To this point in the Premier League season, Rafa Benítez has made clear that his plan is to continue playing in his preferred 4-2-3-1 formation despite not having an attacking playmaker to sit between the holding midfielders and the lone striker. In this absence, Rafa has relied on Ayoze Pérez in this position, yielding less than desirable results through three matches. It’s difficult to place the entirety of the blame on Pérez - Ayoze’s skillset is not conducive to playing in the attacking midfield as a facilitator, leading to Newcastle completing only a single solitary through ball per game. It’s no coincidence that Ayoze’s best stretch of play this season came after Aleksander Mitrović came into the match Saturday, as Mitrović’s ability to hold possession, draw defenders and link up with Pérez serve to enhance the Spaniard’s abilities as the second striker in a pair.
So who, then, should replace Pérez? Naturally, the position of attacking creator has been a priority in the transfer market for the club and its supporters, with Dennis Praet from Sampdoria the most recent target. Given that Diame has not been starting, Rafa certainly doesn’t believe that he has the quality to start in a Premier League side after making 37 league appearances in the Championship.
A look at advanced analytics suggests another option, one that I would humbly offer as the best use of the personnel currently at Rafa’s disposal - move Matt Ritchie into the middle of the park.
Look at the player position map below - ten of the eleven players for Newcastle had an average position very close to their theoretical starting position. The one exception? Ritchie, whose average position placed him in a central attacking cluster between Pérez and Joselu.
Let’s now look at the player positions for the match against Huddersfield:
And the opening match of the season against Tottenham:
Ritchie has never played as a traditional winger, staying in an alley along the touchlines and providing verticality. Ritchie has been more of a target winger, serving as a playmaker from out wide while roaming and reacting to the action of the match. Additionally, Ritchie’s lack of pace for a winger, which went unpunished in the Championship, has been glaring through three Premier League matches. By moving Ritchie centrally, Rafa will not only be freed up to play another more traditional winger, either Rolando Aarons or Jacob Murphy, taking advantage of the one position of depth and quality that Newcastle has - he will also be playing Ritchie in a space he's already occupying, ensuring greater overall team width and spacing.
On to four other quick analytical notes from the match:
- Few Newcastle players have proven to be as divisive as Mitrović since he joined the club in 2015. The critiques aren’t unfounded: Mitro has proven to be easily taken out of matches mentally, and his goalscoring record has been less than stellar. This being said, Mitro made the most of the opportunity given to him on Saturday, coming on in the 71st minute and using his twelve touches to win two aerials, provide two key passes, and take three shots, two of which were on target and one of which found the back of the net for the final goal of the match. Mitro looked a player who wanted nothing more in the world than to be on the pitch on Saturday, a quality that cannot be overlooked.

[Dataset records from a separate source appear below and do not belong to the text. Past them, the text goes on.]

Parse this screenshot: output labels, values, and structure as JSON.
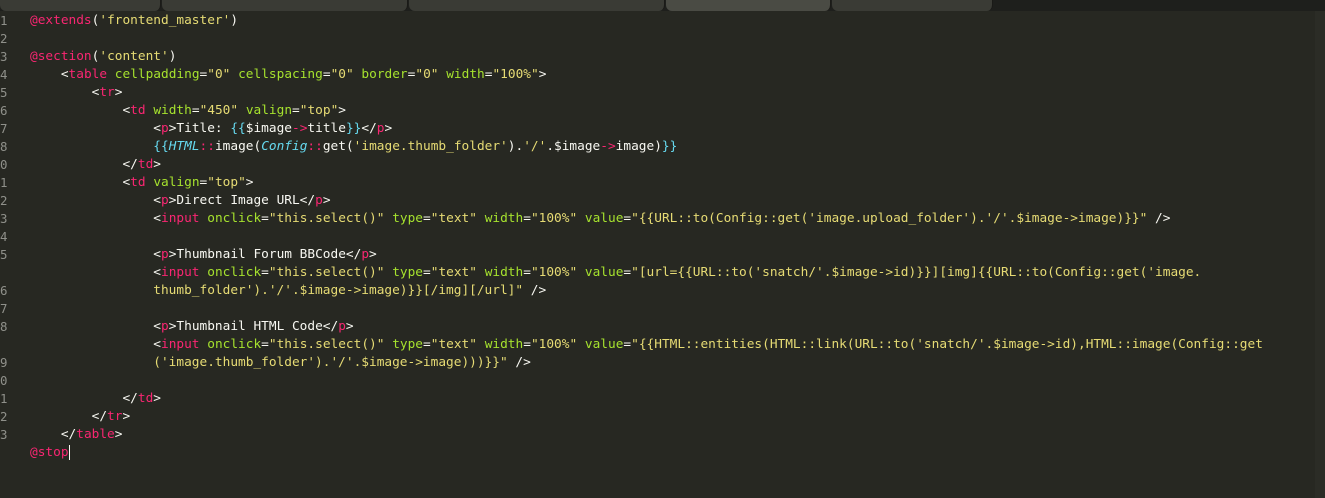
{
  "editor": {
    "theme_colors": {
      "background": "#272822",
      "keyword": "#f92672",
      "attribute": "#a6e22e",
      "string": "#e6db74",
      "class": "#66d9ef",
      "text": "#f8f8f2",
      "line_number": "#8f908a"
    },
    "line_numbers": [
      "1",
      "2",
      "3",
      "4",
      "5",
      "6",
      "7",
      "8",
      "9",
      "0",
      "1",
      "2",
      "3",
      "4",
      "5",
      "6",
      "7",
      "8",
      "9",
      "0",
      "1",
      "2",
      "3"
    ],
    "lines": [
      [
        [
          "t-at",
          "@extends"
        ],
        [
          "t-txt",
          "("
        ],
        [
          "t-str",
          "'frontend_master'"
        ],
        [
          "t-txt",
          ")"
        ]
      ],
      [],
      [
        [
          "t-at",
          "@section"
        ],
        [
          "t-txt",
          "("
        ],
        [
          "t-str",
          "'content'"
        ],
        [
          "t-txt",
          ")"
        ]
      ],
      [
        [
          "t-txt",
          "    <"
        ],
        [
          "t-tag",
          "table"
        ],
        [
          "t-txt",
          " "
        ],
        [
          "t-attr",
          "cellpadding"
        ],
        [
          "t-txt",
          "="
        ],
        [
          "t-str",
          "\"0\""
        ],
        [
          "t-txt",
          " "
        ],
        [
          "t-attr",
          "cellspacing"
        ],
        [
          "t-txt",
          "="
        ],
        [
          "t-str",
          "\"0\""
        ],
        [
          "t-txt",
          " "
        ],
        [
          "t-attr",
          "border"
        ],
        [
          "t-txt",
          "="
        ],
        [
          "t-str",
          "\"0\""
        ],
        [
          "t-txt",
          " "
        ],
        [
          "t-attr",
          "width"
        ],
        [
          "t-txt",
          "="
        ],
        [
          "t-str",
          "\"100%\""
        ],
        [
          "t-txt",
          ">"
        ]
      ],
      [
        [
          "t-txt",
          "        <"
        ],
        [
          "t-tag",
          "tr"
        ],
        [
          "t-txt",
          ">"
        ]
      ],
      [
        [
          "t-txt",
          "            <"
        ],
        [
          "t-tag",
          "td"
        ],
        [
          "t-txt",
          " "
        ],
        [
          "t-attr",
          "width"
        ],
        [
          "t-txt",
          "="
        ],
        [
          "t-str",
          "\"450\""
        ],
        [
          "t-txt",
          " "
        ],
        [
          "t-attr",
          "valign"
        ],
        [
          "t-txt",
          "="
        ],
        [
          "t-str",
          "\"top\""
        ],
        [
          "t-txt",
          ">"
        ]
      ],
      [
        [
          "t-txt",
          "                <"
        ],
        [
          "t-tag",
          "p"
        ],
        [
          "t-txt",
          ">Title: "
        ],
        [
          "t-brace",
          "{{"
        ],
        [
          "t-txt",
          "$image"
        ],
        [
          "t-op",
          "->"
        ],
        [
          "t-txt",
          "title"
        ],
        [
          "t-brace",
          "}}"
        ],
        [
          "t-txt",
          "</"
        ],
        [
          "t-tag",
          "p"
        ],
        [
          "t-txt",
          ">"
        ]
      ],
      [
        [
          "t-txt",
          "                "
        ],
        [
          "t-brace",
          "{{"
        ],
        [
          "t-cls",
          "HTML"
        ],
        [
          "t-op",
          "::"
        ],
        [
          "t-txt",
          "image("
        ],
        [
          "t-cls",
          "Config"
        ],
        [
          "t-op",
          "::"
        ],
        [
          "t-txt",
          "get("
        ],
        [
          "t-str",
          "'image.thumb_folder'"
        ],
        [
          "t-txt",
          ")."
        ],
        [
          "t-str",
          "'/'"
        ],
        [
          "t-txt",
          ".$image"
        ],
        [
          "t-op",
          "->"
        ],
        [
          "t-txt",
          "image)"
        ],
        [
          "t-brace",
          "}}"
        ]
      ],
      [
        [
          "t-txt",
          "            </"
        ],
        [
          "t-tag",
          "td"
        ],
        [
          "t-txt",
          ">"
        ]
      ],
      [
        [
          "t-txt",
          "            <"
        ],
        [
          "t-tag",
          "td"
        ],
        [
          "t-txt",
          " "
        ],
        [
          "t-attr",
          "valign"
        ],
        [
          "t-txt",
          "="
        ],
        [
          "t-str",
          "\"top\""
        ],
        [
          "t-txt",
          ">"
        ]
      ],
      [
        [
          "t-txt",
          "                <"
        ],
        [
          "t-tag",
          "p"
        ],
        [
          "t-txt",
          ">Direct Image URL</"
        ],
        [
          "t-tag",
          "p"
        ],
        [
          "t-txt",
          ">"
        ]
      ],
      [
        [
          "t-txt",
          "                <"
        ],
        [
          "t-tag",
          "input"
        ],
        [
          "t-txt",
          " "
        ],
        [
          "t-attr",
          "onclick"
        ],
        [
          "t-txt",
          "="
        ],
        [
          "t-str",
          "\"this.select()\""
        ],
        [
          "t-txt",
          " "
        ],
        [
          "t-attr",
          "type"
        ],
        [
          "t-txt",
          "="
        ],
        [
          "t-str",
          "\"text\""
        ],
        [
          "t-txt",
          " "
        ],
        [
          "t-attr",
          "width"
        ],
        [
          "t-txt",
          "="
        ],
        [
          "t-str",
          "\"100%\""
        ],
        [
          "t-txt",
          " "
        ],
        [
          "t-attr",
          "value"
        ],
        [
          "t-txt",
          "="
        ],
        [
          "t-str",
          "\"{{URL::to(Config::get('image.upload_folder').'/'.$image->image)}}\""
        ],
        [
          "t-txt",
          " />"
        ]
      ],
      [],
      [
        [
          "t-txt",
          "                <"
        ],
        [
          "t-tag",
          "p"
        ],
        [
          "t-txt",
          ">Thumbnail Forum BBCode</"
        ],
        [
          "t-tag",
          "p"
        ],
        [
          "t-txt",
          ">"
        ]
      ],
      [
        [
          "t-txt",
          "                <"
        ],
        [
          "t-tag",
          "input"
        ],
        [
          "t-txt",
          " "
        ],
        [
          "t-attr",
          "onclick"
        ],
        [
          "t-txt",
          "="
        ],
        [
          "t-str",
          "\"this.select()\""
        ],
        [
          "t-txt",
          " "
        ],
        [
          "t-attr",
          "type"
        ],
        [
          "t-txt",
          "="
        ],
        [
          "t-str",
          "\"text\""
        ],
        [
          "t-txt",
          " "
        ],
        [
          "t-attr",
          "width"
        ],
        [
          "t-txt",
          "="
        ],
        [
          "t-str",
          "\"100%\""
        ],
        [
          "t-txt",
          " "
        ],
        [
          "t-attr",
          "value"
        ],
        [
          "t-txt",
          "="
        ],
        [
          "t-str",
          "\"[url={{URL::to('snatch/'.$image->id)}}][img]{{URL::to(Config::get('image."
        ]
      ],
      [
        [
          "t-str",
          "                thumb_folder').'/'.$image->image)}}[/img][/url]\""
        ],
        [
          "t-txt",
          " />"
        ]
      ],
      [],
      [
        [
          "t-txt",
          "                <"
        ],
        [
          "t-tag",
          "p"
        ],
        [
          "t-txt",
          ">Thumbnail HTML Code</"
        ],
        [
          "t-tag",
          "p"
        ],
        [
          "t-txt",
          ">"
        ]
      ],
      [
        [
          "t-txt",
          "                <"
        ],
        [
          "t-tag",
          "input"
        ],
        [
          "t-txt",
          " "
        ],
        [
          "t-attr",
          "onclick"
        ],
        [
          "t-txt",
          "="
        ],
        [
          "t-str",
          "\"this.select()\""
        ],
        [
          "t-txt",
          " "
        ],
        [
          "t-attr",
          "type"
        ],
        [
          "t-txt",
          "="
        ],
        [
          "t-str",
          "\"text\""
        ],
        [
          "t-txt",
          " "
        ],
        [
          "t-attr",
          "width"
        ],
        [
          "t-txt",
          "="
        ],
        [
          "t-str",
          "\"100%\""
        ],
        [
          "t-txt",
          " "
        ],
        [
          "t-attr",
          "value"
        ],
        [
          "t-txt",
          "="
        ],
        [
          "t-str",
          "\"{{HTML::entities(HTML::link(URL::to('snatch/'.$image->id),HTML::image(Config::get"
        ]
      ],
      [
        [
          "t-str",
          "                ('image.thumb_folder').'/'.$image->image)))}}\""
        ],
        [
          "t-txt",
          " />"
        ]
      ],
      [],
      [
        [
          "t-txt",
          "            </"
        ],
        [
          "t-tag",
          "td"
        ],
        [
          "t-txt",
          ">"
        ]
      ],
      [
        [
          "t-txt",
          "        </"
        ],
        [
          "t-tag",
          "tr"
        ],
        [
          "t-txt",
          ">"
        ]
      ],
      [
        [
          "t-txt",
          "    </"
        ],
        [
          "t-tag",
          "table"
        ],
        [
          "t-txt",
          ">"
        ]
      ],
      [
        [
          "t-at",
          "@stop"
        ],
        [
          "cursor",
          ""
        ]
      ]
    ],
    "gutter_labels": [
      "1",
      "2",
      "3",
      "4",
      "5",
      "6",
      "7",
      "8",
      "0",
      "1",
      "2",
      "3",
      "4",
      "5",
      "",
      "6",
      "7",
      "8",
      "",
      "9",
      "0",
      "1",
      "2",
      "3"
    ]
  }
}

- With Paul Dummett out of commission for a considerable stretch of matches, Newcastle will be relying on players playing out of position to slot in as a left back. Rafa’s defender of choice so far has been Chancel Mbemba, who has taken the opportunity and performed admirably. Mbemba led Newcastle in tackles and interceptions on Saturday and finished behind Ciaran Clark in clearances while rendering West Ham’s right attacking midfielder, Mikhail Antonio, ineffective. As with Mitrović, Mbemba spent the summer and beginning of this season fighting speculation on his place in the team and has performed admirably given the chance.
- West Ham midfielder Declan Rice received the brunt of the blame for Newcastle’s first goal, giving up possession in the midfield under pressure from Matt Ritchie. The derision, however, doesn’t align with the statistical performance put in by Rice, still just 18, who completed over 92% of his passes and finished the match with West Ham’s second-highest WhoScored score before being removed at the half. The ball was lost in a position where Newcastle still had significant work to do, and without Mikel Merino's beautiful through ball to Atsu, there's unlikely to be a goal at the end. Rice may have lost possession, but it was the test of the West Ham side that conceded the goal and allowed two more in the second half to lose the match.
- Speaking of WhoScored, who finished the match as West Ham’s top performer? None other than Joe Hart, a keeper who let in three goals and kicked the ball directly into a Newcastle player twice in the first half. There are a number of statistics that could be used to show how rough of a match West Ham had, but this is tops.